Whether a guarantor, by mere payment, can demand an assignment of the debt, has often been questioned. There are authorities both ways. Some writers regard the question now as not definitely settled. Parsons’ Mor. Law, 69. The later cases deny the right, and Story, in his Equity, vol. 1, § 499, b, affirms that this is the law. But, notwithstanding such may be the law, we are satisfied, from the facts before us, that the arrangement between the officer and Haskins, at the time of the payment, was, that Haskins should have the benefit of the judgment and execution, with all the legal incidents connected therewith. The delivery of the execution by the officer to Haskins, as his own, and as unsatisfied, clearly manifests such an intention.

That an assignment of a debt may be by parol, as well as by deed, is well settled. Story’s Eq., vol. 2, § 1047. So, too, it may be inferred from the conduct and acts of the parties. If made by one of the parties with a stranger, acting as the agent of the other, and the acts of such stranger are either authorized or subsequently ratified by his principal, such assignment will be valid. To hold otherwise would often make the law an instrument of injustice. The *172arrangement, therefore, which was made between the officer and Haskins, if authorized or ratified, operated as a legal assignment of the judgment and execution.

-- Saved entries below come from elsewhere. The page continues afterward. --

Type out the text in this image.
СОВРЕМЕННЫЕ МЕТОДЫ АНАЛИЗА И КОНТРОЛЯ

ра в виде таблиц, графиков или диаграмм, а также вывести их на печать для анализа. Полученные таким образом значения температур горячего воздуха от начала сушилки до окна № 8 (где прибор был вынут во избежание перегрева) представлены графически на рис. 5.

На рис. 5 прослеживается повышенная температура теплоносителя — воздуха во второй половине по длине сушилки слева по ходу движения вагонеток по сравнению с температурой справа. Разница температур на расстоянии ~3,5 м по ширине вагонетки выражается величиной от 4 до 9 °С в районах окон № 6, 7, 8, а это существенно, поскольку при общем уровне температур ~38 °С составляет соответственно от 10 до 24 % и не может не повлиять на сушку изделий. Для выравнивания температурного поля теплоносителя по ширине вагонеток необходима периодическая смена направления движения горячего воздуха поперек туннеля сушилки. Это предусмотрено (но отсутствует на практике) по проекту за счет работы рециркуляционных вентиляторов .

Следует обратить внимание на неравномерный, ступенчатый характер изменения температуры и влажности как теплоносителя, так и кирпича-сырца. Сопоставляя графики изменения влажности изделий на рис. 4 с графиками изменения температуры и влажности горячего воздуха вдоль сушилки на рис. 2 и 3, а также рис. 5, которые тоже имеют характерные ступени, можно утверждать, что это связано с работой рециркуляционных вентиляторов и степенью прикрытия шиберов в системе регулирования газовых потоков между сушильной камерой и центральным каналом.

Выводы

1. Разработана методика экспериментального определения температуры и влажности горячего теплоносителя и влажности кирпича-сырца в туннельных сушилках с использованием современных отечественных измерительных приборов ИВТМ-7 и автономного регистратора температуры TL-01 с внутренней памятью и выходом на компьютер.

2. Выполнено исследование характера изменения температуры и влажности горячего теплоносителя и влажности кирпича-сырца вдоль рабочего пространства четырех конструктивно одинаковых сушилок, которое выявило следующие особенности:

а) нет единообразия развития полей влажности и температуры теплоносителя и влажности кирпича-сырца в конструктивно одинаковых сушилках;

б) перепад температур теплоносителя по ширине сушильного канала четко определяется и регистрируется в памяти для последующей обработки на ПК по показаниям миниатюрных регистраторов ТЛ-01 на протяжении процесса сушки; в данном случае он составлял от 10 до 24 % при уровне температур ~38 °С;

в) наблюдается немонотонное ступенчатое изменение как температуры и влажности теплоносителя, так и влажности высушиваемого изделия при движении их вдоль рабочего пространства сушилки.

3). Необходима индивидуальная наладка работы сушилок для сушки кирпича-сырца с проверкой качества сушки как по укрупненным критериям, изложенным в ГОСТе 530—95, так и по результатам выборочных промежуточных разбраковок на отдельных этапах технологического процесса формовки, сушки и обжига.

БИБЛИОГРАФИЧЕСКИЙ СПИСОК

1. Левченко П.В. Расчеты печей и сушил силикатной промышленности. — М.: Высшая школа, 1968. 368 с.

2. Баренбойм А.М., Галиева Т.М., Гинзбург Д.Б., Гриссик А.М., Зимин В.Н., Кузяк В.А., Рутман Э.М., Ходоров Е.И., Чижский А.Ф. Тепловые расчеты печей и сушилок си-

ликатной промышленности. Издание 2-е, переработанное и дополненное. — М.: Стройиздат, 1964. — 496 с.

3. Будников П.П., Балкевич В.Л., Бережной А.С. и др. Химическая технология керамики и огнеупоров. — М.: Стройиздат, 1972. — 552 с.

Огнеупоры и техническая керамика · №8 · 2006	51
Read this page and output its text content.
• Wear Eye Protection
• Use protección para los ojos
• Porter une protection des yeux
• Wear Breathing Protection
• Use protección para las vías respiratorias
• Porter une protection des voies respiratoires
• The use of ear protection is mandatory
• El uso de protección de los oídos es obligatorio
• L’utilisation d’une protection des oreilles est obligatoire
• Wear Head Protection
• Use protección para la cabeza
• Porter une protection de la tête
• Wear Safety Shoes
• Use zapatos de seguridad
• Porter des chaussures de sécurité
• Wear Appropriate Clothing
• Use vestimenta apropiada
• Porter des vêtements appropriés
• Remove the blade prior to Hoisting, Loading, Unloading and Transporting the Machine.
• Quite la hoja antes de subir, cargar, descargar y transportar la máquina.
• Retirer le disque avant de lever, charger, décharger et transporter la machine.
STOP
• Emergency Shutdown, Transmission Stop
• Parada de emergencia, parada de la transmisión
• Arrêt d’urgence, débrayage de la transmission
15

Is there sufficient evidence, in the facts alleged in the bill, to show such authority or ratification? We think there is. The fact that the defendant, through his attorney, received the whole amount of his judgment; the absence of any claim by him upon the judgment or execution 'after the execution had been delivered to Haskins as his own; and the long silence of the defendant in relation to the whole matter, which continued until Haskins, some seventeen years after, had obtained a new judgment and execution, and satisfied them .by a levy upon real estate, in our judgment, are sufficient evidence of such authority for, or of a subsequent ratification of the acts of the officer, especially when the defendant is uninjured thereby, having received, as he has, the full amount of his debt. An authority for, or a ratification of, the acts of an attorney, was inferred from facts somewhat similar, in the case of Patten & ux. v. Fullerton, 27 Maine, 58.

In this view of the case, it becomes immaterial whether Haskins was a receipter for property upon the writ, or, was merely a surety or guarantor of the debt. The assignment of the debt by the officer to him upon payment of the amount due, having been either authorized or ratified by the defendant, conferred upon the orator’s intestate all the rights of an assignee, which are sufficient for the maintenance of this bill.

The orator, therefore, having brought his case within the purview of the statute, is entitled to the relief which he seeks and which the statute gives. The demurrer must be overruled, and the case sent back to the Court for the county of Penobscot, where the defendant can make further answer if he desires. Demurrer overruled.

Tenney, C. J., Appleton, Cutting and Kent, JJ., concurred.